Like many people of my generation, I grew up with the idea that salad meant those lettuce-carrot-cabbage combos that came in a plastic bag, to be covered in either ranch or bottled Italian dressing to make it taste good. If we were really lucky, my mom would get one of those Caesar kits. Before you think this might be disparaging to my mom, here is the disclaimer: my mom was (and is!) a fantastic cook. She made us a delicious home-cooked meal every. single. night. And there was always a salad. Being a mom myself now, I know how impressive that is. Not only that she cooked us a gorgeous dinner every night, but in a nod to good health, made us eat salad, to boot.
But it doesn’t change the fact that lettuce and bitty shreds of carrot and dried out cabbage do not a salad make. They make lettuce with bits of carrot and cabbage. All of this to say that for a long time, I didn’t think that there could be much interesting about salad. After I was out on my own, I often still ate salads, but still only as an afterthought. Usually, it was just lettuce and whatever kind of vegetable I could scrounge from my fridge. Obviously, with the requisite bottled salad dressing.
Well, as you can probably tell from the skewed salad-to-any-other-kind-of-recipe ratio on this blog, I’ve had a pretty major conversion experience. I not only eat salad a lot, but I LOVE salads. I actually plan meals around the salad. Crazy, I know. But once you start down the path of realizing how versatile, interesting, and exciting (yes, I just used the word exciting) salads can be, there’s no turning back.
This spinach salad is different from anything I’d ever had before. When you think “Middle eastern” the kind of salad that comes to mind is the type with tomatoes, cucumber, and onion, right? This is different. It’s full of spices and hunks of toasty pita and dates. For all the times I’ve sprinkled dried cranberries and cherries on a pile of greens, why had it never occurred to me how perfect dates would be? And of course, chopped almonds make any salad better, in my opinion. It’s dressed only with some lemon and olive oil, which sounds like it’s not quite enough, but winds up being perfect against the sweet dates and spiced pita.
Now this is a salad to plan a meal around. Although I have to admit that I’ve skipped right over that and made this a meal in itself. No more iceberg mix for me, thank you very much.

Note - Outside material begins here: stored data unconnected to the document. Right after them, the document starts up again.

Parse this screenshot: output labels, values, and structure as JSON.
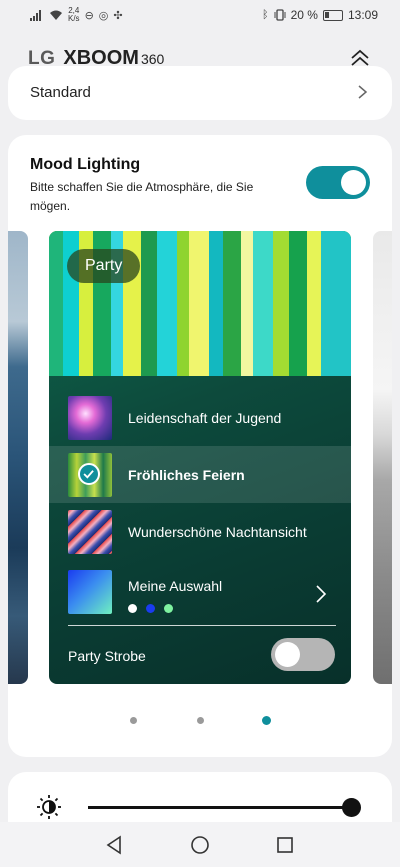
{
  "status_bar": {
    "speed_value": "2,4",
    "speed_unit": "K/s",
    "battery": "20 %",
    "time": "13:09"
  },
  "header": {
    "brand": "LG",
    "product": "XBOOM",
    "model": "360",
    "collapse_icon": "double-chevron-up-icon"
  },
  "top_card": {
    "label": "Standard"
  },
  "mood_lighting": {
    "title": "Mood Lighting",
    "description": "Bitte schaffen Sie die Atmosphäre, die Sie mögen.",
    "enabled": true,
    "accent_color": "#0f8f9c",
    "card": {
      "title": "Party",
      "scenes": [
        {
          "label": "Leidenschaft der Jugend",
          "selected": false
        },
        {
          "label": "Fröhliches Feiern",
          "selected": true
        },
        {
          "label": "Wunderschöne Nachtansicht",
          "selected": false
        },
        {
          "label": "Meine Auswahl",
          "selected": false
        }
      ],
      "custom_colors": [
        "#ffffff",
        "#1a3cf0",
        "#7ef2a0"
      ],
      "strobe_label": "Party Strobe",
      "strobe_enabled": false
    },
    "pager": {
      "count": 3,
      "active_index": 2
    }
  },
  "brightness": {
    "icon": "brightness-icon",
    "level": 1.0
  },
  "nav": {
    "back_icon": "back-triangle-icon",
    "home_icon": "home-circle-icon",
    "recents_icon": "recents-square-icon"
  }
}
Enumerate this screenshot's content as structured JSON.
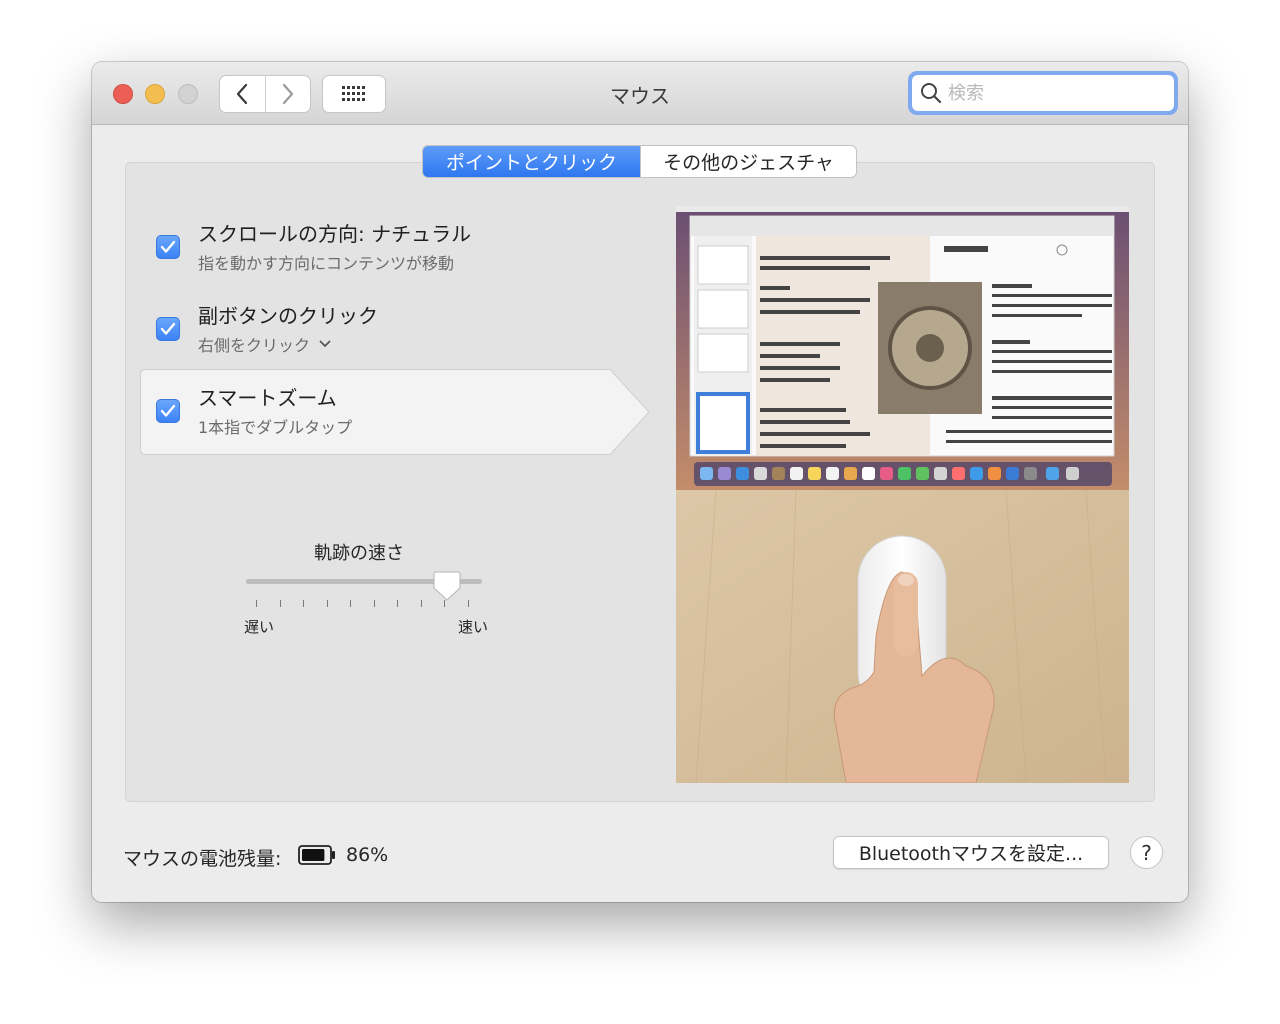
{
  "window": {
    "title": "マウス",
    "search": {
      "placeholder": "検索",
      "value": ""
    }
  },
  "tabs": [
    {
      "label": "ポイントとクリック",
      "active": true
    },
    {
      "label": "その他のジェスチャ",
      "active": false
    }
  ],
  "options": [
    {
      "title": "スクロールの方向: ナチュラル",
      "subtitle": "指を動かす方向にコンテンツが移動",
      "checked": true
    },
    {
      "title": "副ボタンのクリック",
      "subtitle": "右側をクリック",
      "checked": true,
      "has_dropdown": true
    },
    {
      "title": "スマートズーム",
      "subtitle": "1本指でダブルタップ",
      "checked": true,
      "selected": true
    }
  ],
  "tracking_speed": {
    "label": "軌跡の速さ",
    "min_label": "遅い",
    "max_label": "速い",
    "value": 0.85,
    "tick_count": 10
  },
  "battery": {
    "label": "マウスの電池残量:",
    "percent": "86%",
    "level": 0.86
  },
  "buttons": {
    "bluetooth": "Bluetoothマウスを設定...",
    "help": "?"
  },
  "colors": {
    "accent": "#3b82f5",
    "close": "#ec5f56",
    "minimize": "#f3be4f",
    "zoom_disabled": "#d2d2d2"
  },
  "icons": [
    "close-icon",
    "minimize-icon",
    "zoom-icon",
    "chevron-left-icon",
    "chevron-right-icon",
    "grid-icon",
    "search-icon",
    "checkmark-icon",
    "chevron-down-icon",
    "battery-icon"
  ]
}
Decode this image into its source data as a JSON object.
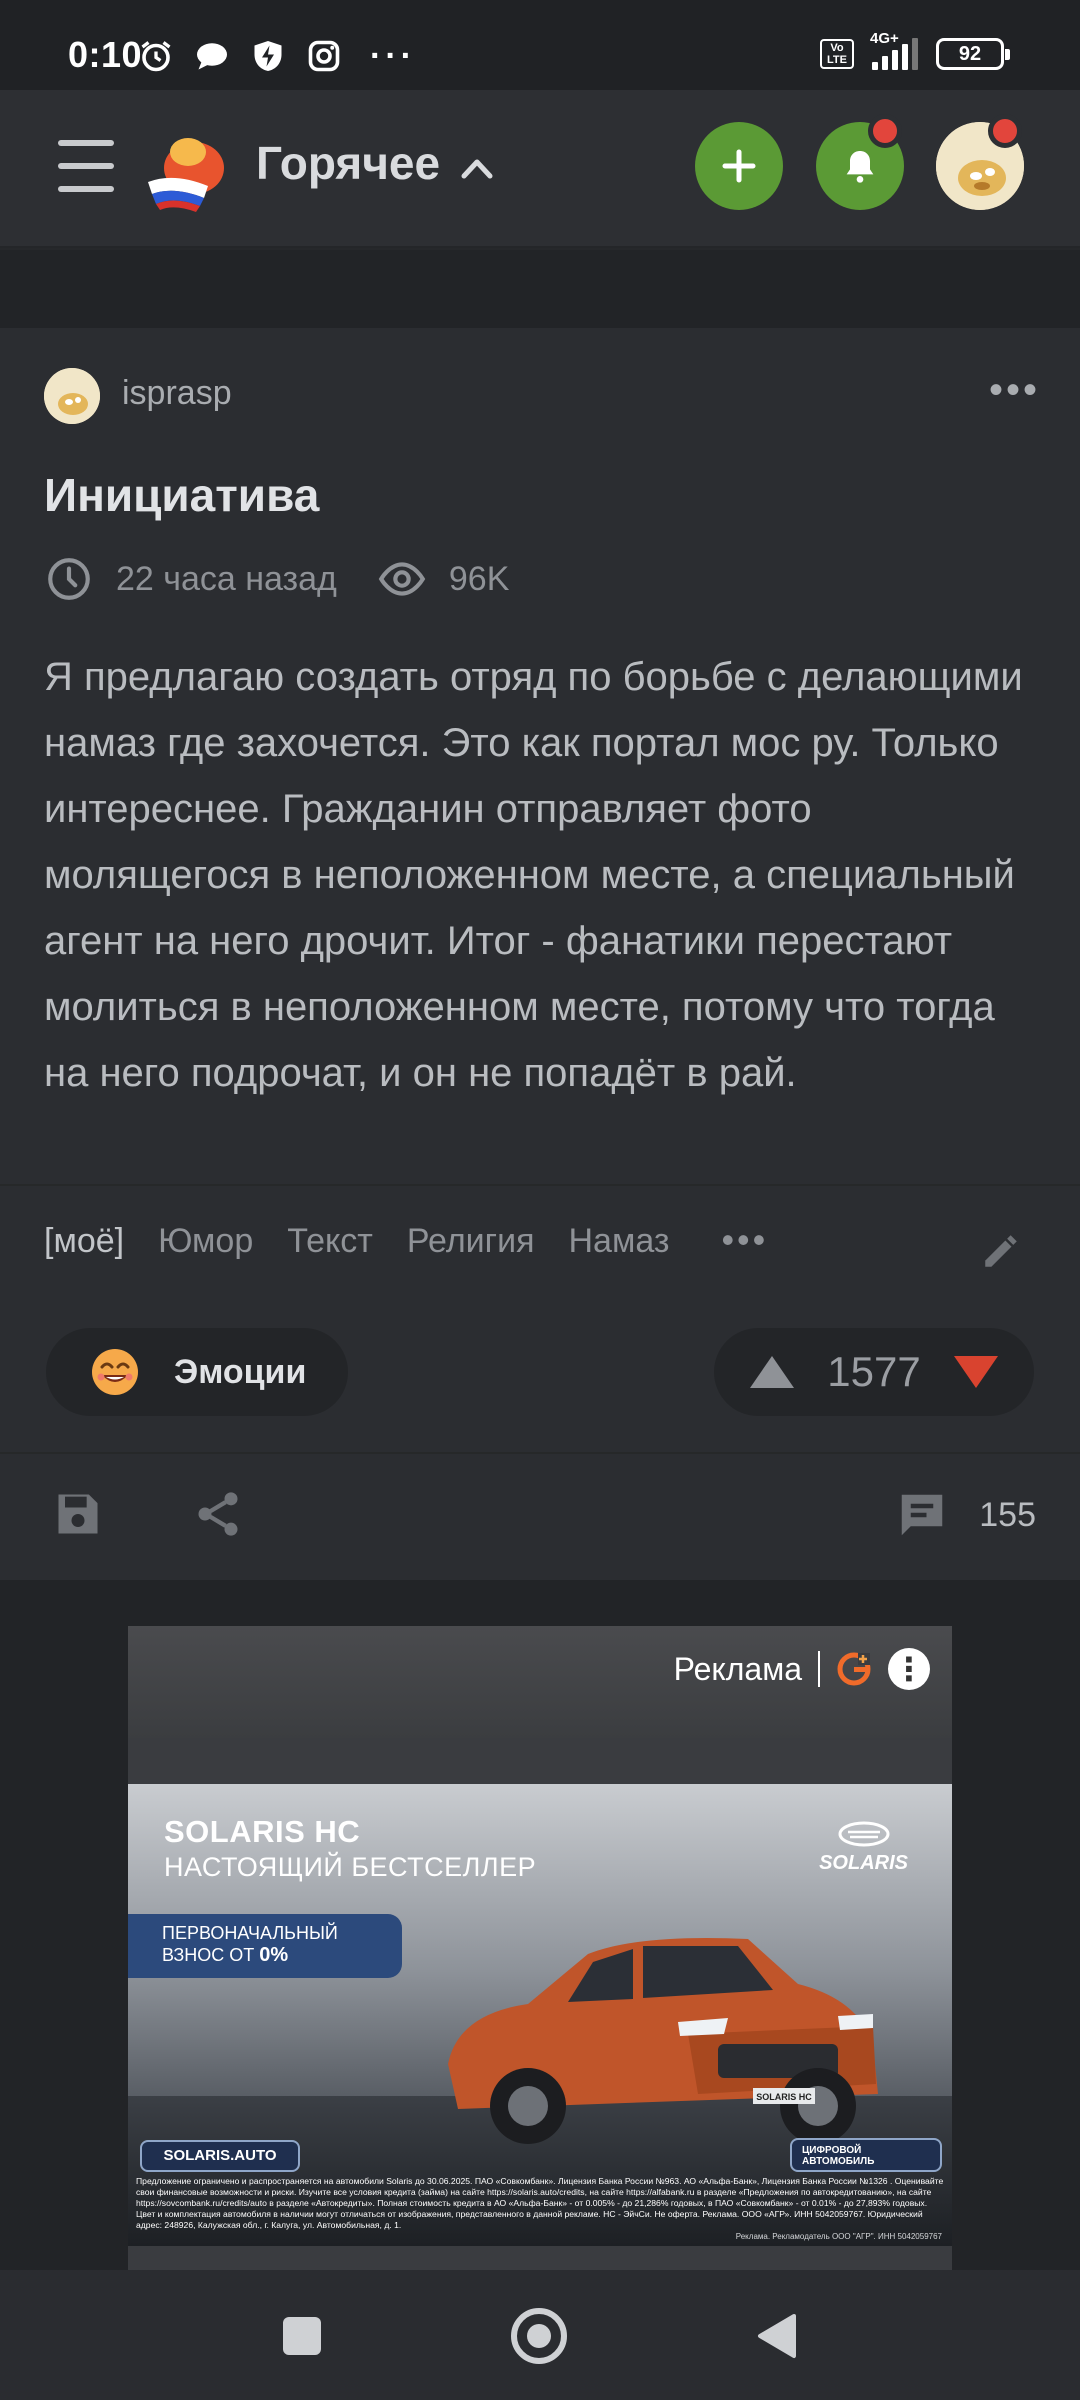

adapted from Jerusalem: A Cookbook, via NY Times
- 1 tablespoon white wine vinegar
- 1/2 medium red onion, thinly sliced
- 3 1/2 ounces dates, pitted and quartered lengthwise
- 2 tablespoons unsalted butter
- 2 tablespoons olive oil, divided
- 2 small pitas, roughly torn into 1 1/2 inch pieces
- 1/2 cup whole unsalted almonds, coarsely chopped
- 2 teaspoons sumac
- 1/2 teaspoon chile flakes
- 5 to 6 ounces baby spinach leaves
- 2 tablespoons freshly squeezed lemon juice
Put vinegar, onion and dates in a small bowl. Add a pinch of salt and mix well with your hands. Leave to marinate for 20 minutes.
Meanwhile, heat butter and 1 tablespoon olive oil in a medium frying pan over medium heat. Add pita and cook for 4 to 6 minutes, stirring all the time, until pita is golden. Add almonds and continue cooking until pita is crunchy and browned and almonds are toasted and fragrant, about 2 minutes more. Remove from heat and mix in sumac, chile flakes and 1/4 teaspoon salt. Set aside to cool.
When ready to serve, toss spinach leaves with pita mix in a large mixing bowl. Add dates and red onion, remaining 1 tablespoon olive oil, the lemon juice and another pinch of salt. Taste for seasoning and serve immediately.